The supply of new houses for sale, to state the obvious, relies on homebuilder decisions. The fact that new homes are being built in greater quantities reflects the assessment by the industry that demand is rising. In fact, this is just what’s been happening. The future’s uncertain, of course, but recent history speaks clearly.
This history implies that existing home sales will rise too. In fact, that’s been happening, although the shrinking inventory of existing homes for sale was a bottleneck in March. But that too is changing. Given recent market trends, it’s reasonable to assume that the inventory will rise in the months ahead and demand for existing houses will follow. That’s been the case for new homes, and the momentum will probably support sales for existing units as the year rolls on.
In turn, a growing housing market is a substantial plus for the economy. From rising prices for real estate, which support household balance sheets, to creating jobs and boosting sales for household-related goods and services, a virtuous cycle tends to ensue when the housing market’s expanding.
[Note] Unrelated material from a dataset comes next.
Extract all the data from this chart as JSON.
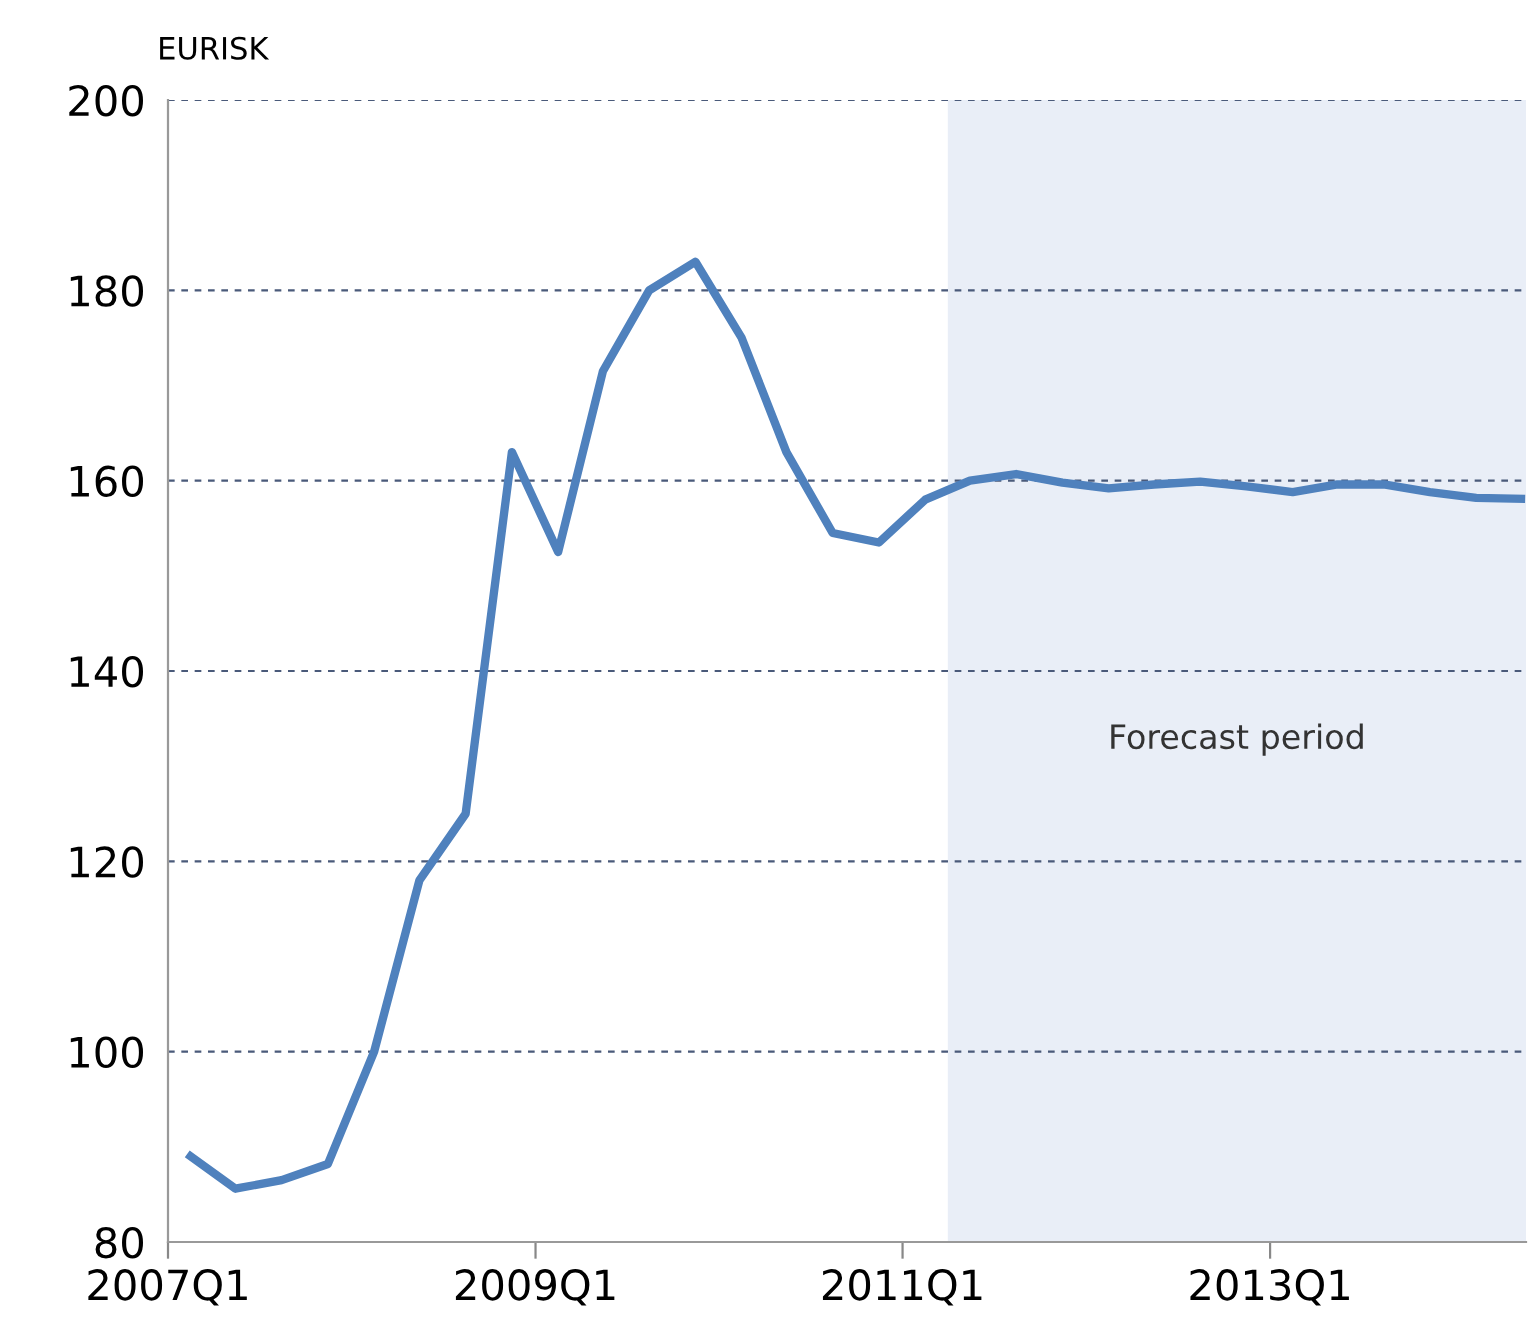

Some analysts, in fact, go further. For instance, economist Ed Leamer wrote a few years back that “Housing IS the Business Cycle.”
In any case, rumors of the death for real estate’s rebound have been greatly exaggerated. “Despite some little turbulence, the residential housing market is still improving,” economist Christophe Barraud at Market Securities-Kyte Group tells Bloomberg. “We’re in a transition mode where distressed sales are falling and conventional sales are growing, which means stagnation in total home sales. This situation is not problematic because it shows the market is returning to normal.”